Characteristic of the Study Population
Table 1
 
Characteristic of the Study Population
Table 2
 
Clinical Characteristics of BCD Patients With CYP4V2 Mutations and RP Patients With EYS Mutations.
Table 2
 
Clinical Characteristics of BCD Patients With CYP4V2 Mutations and RP Patients With EYS Mutations.
Subfoveal Choroidal and Foveal Thicknesses
The subfoveal choroidal thickness was 102.9 ± 26.7, 208.5 ± 52.9, and 237.8 ± 61.8 μm in the BCD, EYS-RP, and control groups, respectively. The subfoveal choroidal thickness in the BCD group was significantly smaller than that in the EYS-RP (P < 0.001) and control (P < 0.001) groups, while there was no significant difference between the EYS-RP and control groups (P = 0.27). The subfoveal inner choroidal thickness was 23.4 ± 10.2, 76.8 ± 23.5, and 80.6 ± 21.7 μm in the BCD, EYS-RP, and control groups, respectively. The ratio of the subfoveal inner against total choroidal thickness in the BCD group was significantly smaller than that in the EYS-RP (P < 0.001) and control (P = 0.002) groups. Foveal thickness in the BCD group was significantly smaller than that in the EYS-RP (P = 0.02) and control (P < 0.001) groups. The ICC (2, 1) values for the subfoveal choroidal, foveal, and subfoveal inner choroidal thickness measurements were 0.981, 0.983, and 0.964, respectively. 
Choroidal Vascular Area
The outer choroidal vascular area on en face images was analyzable in all subjects. The area was 43.34% ± 5.76%, 53.73% ± 4.92%, and 52.80% ± 4.10% in the BCD, EYS-RP, and control groups, respectively. The outer choroidal vascular area in the BCD group was significantly smaller than that in the EYS-RP (P < 0.001) and control (P < 0.001) groups, but was not significantly different between the EYS-RP and control (P = 0.85) groups. Table 3 shows the correlations between the outer choroidal vascular area and other parameters, respectively. In the BCD group, the outer choroidal vascular area was correlated strongly with the subfoveal inner choroidal thickness (P = 0.001, r = 0.91). The inner choroidal vasculature on en face images could not be identified in eight of nine eyes in the BCD group. Therefore, the statistical analysis in the BCD group did not include measurements of the inner choroidal vasculature. When the cutoff value for the outer choroidal vascular area was set at 46.67%, we could distinguish patients in the BCD group from those in the EYS-RP group with a specificity of 100% and a sensitivity of 77.8% (Fig. 3). From the AUROC curve, the best sensitivity–specificity balance achieved was 0.944. 
Table 3
 
Correlation Between Outer Choroidal Vascular Area and Other Parameters in BCD and EYS-RP Groups
Table 3
 
Correlation Between Outer Choroidal Vascular Area and Other Parameters in BCD and EYS-RP Groups
Discussion
We found that the subfoveal choroidal thickness and the outer choroidal vascular area were smaller in BCD patients with CYP4V2 mutations than in age-, sex-, AL-, and logMAR VA–matched RP patients with EYS mutations or age-, sex-, and AL-matched healthy controls. The difference in the degree of choroidal vascular damage between the BCD and EYS-RP patients could be accounted for by the difference in expression sites between CYP4V2 and EYS.811 Furthermore, among the studied parameters, the outer choroidal vascular area was correlated strongly with the inner choroidal thickness in BCD patients. This suggests that the outer choroidal vascular narrowing might progress with the inner choroidal atrophy in BCD. Furthermore, the inner choroidal vasculature could not be identified in most of the BCD patients. These findings may partly help to clarify the etiology of BCD. 

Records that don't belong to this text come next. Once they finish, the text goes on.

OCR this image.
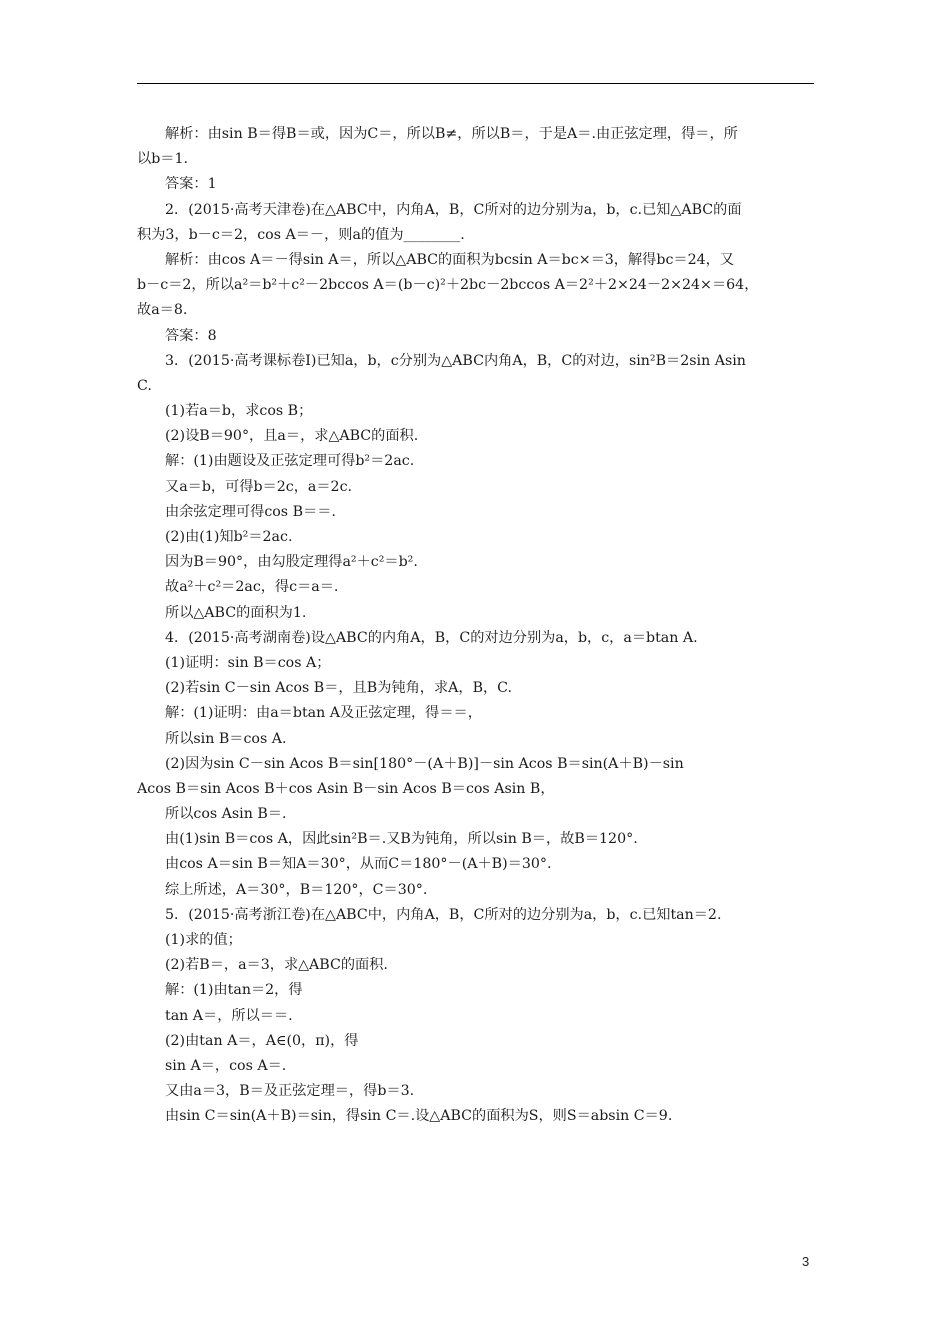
解析：由sin B＝得B＝或，因为C＝，所以B≠，所以B＝，于是A＝.由正弦定理，得＝，所
以b＝1.
答案：1
2．(2015·高考天津卷)在△ABC中，内角A，B，C所对的边分别为a，b，c.已知△ABC的面
积为3，b－c＝2，cos A＝－，则a的值为________.
解析：由cos A＝－得sin A＝，所以△ABC的面积为bcsin A＝bc×＝3，解得bc＝24，又
b－c＝2，所以a²＝b²＋c²－2bccos A＝(b－c)²＋2bc－2bccos A＝2²＋2×24－2×24×＝64，
故a＝8.
答案：8
3．(2015·高考课标卷Ⅰ)已知a，b，c分别为△ABC内角A，B，C的对边，sin²B＝2sin Asin
C.
(1)若a＝b，求cos B；
(2)设B＝90°，且a＝，求△ABC的面积.
解：(1)由题设及正弦定理可得b²＝2ac.
又a＝b，可得b＝2c，a＝2c.
由余弦定理可得cos B＝＝.
(2)由(1)知b²＝2ac.
因为B＝90°，由勾股定理得a²＋c²＝b².
故a²＋c²＝2ac，得c＝a＝.
所以△ABC的面积为1.
4．(2015·高考湖南卷)设△ABC的内角A，B，C的对边分别为a，b，c，a＝btan A.
(1)证明：sin B＝cos A；
(2)若sin C－sin Acos B＝，且B为钝角，求A，B，C.
解：(1)证明：由a＝btan A及正弦定理，得＝＝，
所以sin B＝cos A.
(2)因为sin C－sin Acos B＝sin[180°－(A＋B)]－sin Acos B＝sin(A＋B)－sin
Acos B＝sin Acos B＋cos Asin B－sin Acos B＝cos Asin B，
所以cos Asin B＝.
由(1)sin B＝cos A，因此sin²B＝.又B为钝角，所以sin B＝，故B＝120°.
由cos A＝sin B＝知A＝30°，从而C＝180°－(A＋B)＝30°.
综上所述，A＝30°，B＝120°，C＝30°.
5．(2015·高考浙江卷)在△ABC中，内角A，B，C所对的边分别为a，b，c.已知tan＝2.
(1)求的值；
(2)若B＝，a＝3，求△ABC的面积.
解：(1)由tan＝2，得
tan A＝，所以＝＝.
(2)由tan A＝，A∈(0，π)，得
sin A＝，cos A＝.
又由a＝3，B＝及正弦定理＝，得b＝3.
由sin C＝sin(A＋B)＝sin，得sin C＝.设△ABC的面积为S，则S＝absin C＝9.
3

The choroid is a highly vascular tissue located beneath the retina, and has an important role in providing the retina with nutrients. Although choroidal disorders do not directly affect visual function, long-term deficiencies in nutrient supply from the choroidal vessels can lead to retinal damage. Our structural findings, an increased probability of the absence of the inner choroidal vasculature and increased outer choroidal vascular narrowing in BCD patients, suggested that the choroidal dysfunction of the outer retina may be more severe in BCD than EYS-RP patients. Furthermore, we reported previously that the photoreceptors in BCD patients with CYP4V2 mutations were relatively preserved despite severe disease progression.24 These results suggested that the retinal damage is delayed compared to the choroidal damage in BCD patients. Further research investigating blood flow dynamics in BCD patients is necessary. 

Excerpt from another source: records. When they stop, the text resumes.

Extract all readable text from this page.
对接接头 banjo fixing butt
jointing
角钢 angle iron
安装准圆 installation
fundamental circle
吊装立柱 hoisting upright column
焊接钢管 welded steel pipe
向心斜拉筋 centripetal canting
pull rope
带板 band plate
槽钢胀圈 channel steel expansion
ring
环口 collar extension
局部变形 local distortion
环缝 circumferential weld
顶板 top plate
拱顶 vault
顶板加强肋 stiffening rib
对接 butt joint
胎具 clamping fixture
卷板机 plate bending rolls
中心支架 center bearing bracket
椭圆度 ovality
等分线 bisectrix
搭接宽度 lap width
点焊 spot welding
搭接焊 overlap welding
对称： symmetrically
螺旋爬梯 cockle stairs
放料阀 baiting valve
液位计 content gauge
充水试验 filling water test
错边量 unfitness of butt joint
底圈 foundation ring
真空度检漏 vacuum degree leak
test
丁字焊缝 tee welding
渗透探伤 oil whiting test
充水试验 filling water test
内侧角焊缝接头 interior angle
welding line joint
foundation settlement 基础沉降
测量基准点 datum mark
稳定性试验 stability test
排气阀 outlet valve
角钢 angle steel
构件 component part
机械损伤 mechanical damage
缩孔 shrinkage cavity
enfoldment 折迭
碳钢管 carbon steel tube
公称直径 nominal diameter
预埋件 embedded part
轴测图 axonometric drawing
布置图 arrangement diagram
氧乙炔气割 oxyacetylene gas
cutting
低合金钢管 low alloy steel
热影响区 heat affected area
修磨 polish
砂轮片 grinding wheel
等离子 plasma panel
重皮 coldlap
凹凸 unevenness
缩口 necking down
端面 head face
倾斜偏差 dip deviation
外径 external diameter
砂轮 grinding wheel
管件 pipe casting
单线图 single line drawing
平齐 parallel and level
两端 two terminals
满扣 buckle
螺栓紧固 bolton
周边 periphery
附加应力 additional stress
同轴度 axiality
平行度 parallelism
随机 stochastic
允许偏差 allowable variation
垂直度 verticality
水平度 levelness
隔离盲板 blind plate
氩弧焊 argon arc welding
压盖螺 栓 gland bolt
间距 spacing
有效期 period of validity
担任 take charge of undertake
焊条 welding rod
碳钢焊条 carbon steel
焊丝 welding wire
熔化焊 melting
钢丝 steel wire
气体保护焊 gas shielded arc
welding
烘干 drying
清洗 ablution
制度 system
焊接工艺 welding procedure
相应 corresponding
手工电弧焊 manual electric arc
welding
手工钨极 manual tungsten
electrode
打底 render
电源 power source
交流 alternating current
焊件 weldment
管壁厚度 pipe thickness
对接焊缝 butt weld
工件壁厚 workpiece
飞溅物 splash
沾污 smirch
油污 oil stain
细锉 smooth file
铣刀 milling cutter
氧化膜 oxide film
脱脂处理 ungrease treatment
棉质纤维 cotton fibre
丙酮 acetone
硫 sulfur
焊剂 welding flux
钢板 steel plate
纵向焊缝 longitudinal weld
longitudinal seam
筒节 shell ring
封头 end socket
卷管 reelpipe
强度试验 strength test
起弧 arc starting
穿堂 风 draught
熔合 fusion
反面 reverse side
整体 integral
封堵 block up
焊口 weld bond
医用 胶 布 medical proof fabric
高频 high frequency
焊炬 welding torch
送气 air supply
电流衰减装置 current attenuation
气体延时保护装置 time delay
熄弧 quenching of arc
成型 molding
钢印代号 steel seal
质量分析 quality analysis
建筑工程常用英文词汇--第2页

Our study showed the significance of measuring the inner choroidal thickness, which to our knowledge has not been reported previously. Although the outer choroidal vascular area was not correlated with visual function including the VA and MD value, it was correlated strongly with the subfoveal inner choroidal thickness in BCD patients (r = 0.91). This implies that the inner choroidal thickness measured by B-scans could provide information on the state of the outer choroidal vasculature in BCD patients without having to estimate the vascular area. If the outer choroidal vascular area represents disease progression stage, the degree of the inner choroidal thinning could be used conveniently to classify the stage in BCD. Further research including various stages is necessary. 

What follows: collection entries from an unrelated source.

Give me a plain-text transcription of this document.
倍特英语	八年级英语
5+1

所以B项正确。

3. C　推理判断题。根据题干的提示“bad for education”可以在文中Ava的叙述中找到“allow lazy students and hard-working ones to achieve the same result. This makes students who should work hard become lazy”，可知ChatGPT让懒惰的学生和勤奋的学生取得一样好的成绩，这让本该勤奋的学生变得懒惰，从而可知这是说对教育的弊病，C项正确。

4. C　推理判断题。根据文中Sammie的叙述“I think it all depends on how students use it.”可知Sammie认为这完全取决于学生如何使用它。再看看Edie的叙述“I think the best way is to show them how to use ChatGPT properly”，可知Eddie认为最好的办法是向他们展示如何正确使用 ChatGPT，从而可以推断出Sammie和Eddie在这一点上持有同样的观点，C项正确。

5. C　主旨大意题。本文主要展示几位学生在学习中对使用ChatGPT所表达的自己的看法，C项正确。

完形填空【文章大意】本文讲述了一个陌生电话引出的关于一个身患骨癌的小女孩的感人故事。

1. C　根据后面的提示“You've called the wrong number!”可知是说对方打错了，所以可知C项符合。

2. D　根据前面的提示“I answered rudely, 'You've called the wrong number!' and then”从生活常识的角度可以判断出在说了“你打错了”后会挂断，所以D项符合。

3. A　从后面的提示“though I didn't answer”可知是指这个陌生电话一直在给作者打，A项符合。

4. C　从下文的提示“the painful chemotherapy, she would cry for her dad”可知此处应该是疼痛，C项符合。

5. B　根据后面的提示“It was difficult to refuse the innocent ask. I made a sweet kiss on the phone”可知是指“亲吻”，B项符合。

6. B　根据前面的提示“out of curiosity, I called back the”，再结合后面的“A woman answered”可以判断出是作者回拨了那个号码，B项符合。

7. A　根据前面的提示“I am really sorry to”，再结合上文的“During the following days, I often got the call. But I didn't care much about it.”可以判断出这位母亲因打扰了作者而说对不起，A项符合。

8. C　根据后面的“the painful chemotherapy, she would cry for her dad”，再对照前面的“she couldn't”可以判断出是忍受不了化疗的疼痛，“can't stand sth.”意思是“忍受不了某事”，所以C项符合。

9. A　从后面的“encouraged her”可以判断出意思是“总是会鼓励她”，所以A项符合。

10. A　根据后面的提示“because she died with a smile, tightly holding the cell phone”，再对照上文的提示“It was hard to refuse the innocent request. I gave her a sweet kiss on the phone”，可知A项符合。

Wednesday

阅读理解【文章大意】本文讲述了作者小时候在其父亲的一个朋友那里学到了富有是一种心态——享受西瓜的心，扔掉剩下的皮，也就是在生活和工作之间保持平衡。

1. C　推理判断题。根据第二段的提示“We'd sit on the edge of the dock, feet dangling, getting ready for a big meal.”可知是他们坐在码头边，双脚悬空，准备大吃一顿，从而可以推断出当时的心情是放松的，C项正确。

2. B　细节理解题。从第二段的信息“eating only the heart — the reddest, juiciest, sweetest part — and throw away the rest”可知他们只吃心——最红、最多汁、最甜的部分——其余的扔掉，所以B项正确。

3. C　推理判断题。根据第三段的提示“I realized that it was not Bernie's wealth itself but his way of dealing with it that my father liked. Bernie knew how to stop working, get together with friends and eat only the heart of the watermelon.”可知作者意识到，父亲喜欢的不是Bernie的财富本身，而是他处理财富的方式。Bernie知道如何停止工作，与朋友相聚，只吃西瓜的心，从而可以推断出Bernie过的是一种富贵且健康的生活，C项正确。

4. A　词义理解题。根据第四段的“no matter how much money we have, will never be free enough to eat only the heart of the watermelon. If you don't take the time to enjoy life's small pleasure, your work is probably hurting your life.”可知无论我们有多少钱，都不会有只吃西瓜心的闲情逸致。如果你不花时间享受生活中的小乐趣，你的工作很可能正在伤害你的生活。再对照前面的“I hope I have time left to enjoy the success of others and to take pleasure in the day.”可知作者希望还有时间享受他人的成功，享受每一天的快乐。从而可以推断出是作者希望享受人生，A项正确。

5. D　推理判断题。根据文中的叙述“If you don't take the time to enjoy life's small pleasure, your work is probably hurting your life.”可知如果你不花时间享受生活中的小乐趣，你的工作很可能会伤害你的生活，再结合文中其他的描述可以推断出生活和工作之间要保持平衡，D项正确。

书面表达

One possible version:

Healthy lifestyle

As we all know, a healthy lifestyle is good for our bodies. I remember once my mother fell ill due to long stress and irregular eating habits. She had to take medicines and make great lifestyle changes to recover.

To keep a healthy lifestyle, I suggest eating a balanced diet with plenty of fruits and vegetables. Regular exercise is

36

The ratio of the subfoveal inner against total choroidal thickness was significantly smaller in BCD than EYS-RP patients and healthy controls, which indicates that the degree of choroidal atrophy is higher in the inner choroid in BCD patients. To our knowledge, this finding has not been reported previously. Choroideremia has clinical features similar to those of BCD, and it can be difficult to distinguish the two diseases clinically. A previous report suggested that choroidal degeneration may be a secondary phenomenon in choroideremia, which lags significantly behind photoreceptor and RPE degeneration.25 However, our previous study showed that the photoreceptors were relatively preserved in BCD patients.24 The ratio that we determined may allow for differential diagnoses. Further research to compare the ratio between the two diseases is necessary. 
Indocyanine green angiography is a standard modality for assessing choroidal vasculature, but cannot be used to assess individual layers. However, our study compared two different diseases with obviously different choroidal thickness.13 Therefore, we adopted a method using en face images to analyze each layer of the choroidal vasculature separately. Furthermore, we modified the method of the previous study to analyze en face images through the midpoint of the total choroid18; that is, we first assessed the subfoveal inner choroidal thickness in each group, and then analyzed en face images through each midpoint of the inner and outer choroid. We believe that our method is suitable for analyzing the choroidal vascular area, and in particular, to compare different diseases with different degrees of choroidal atrophy.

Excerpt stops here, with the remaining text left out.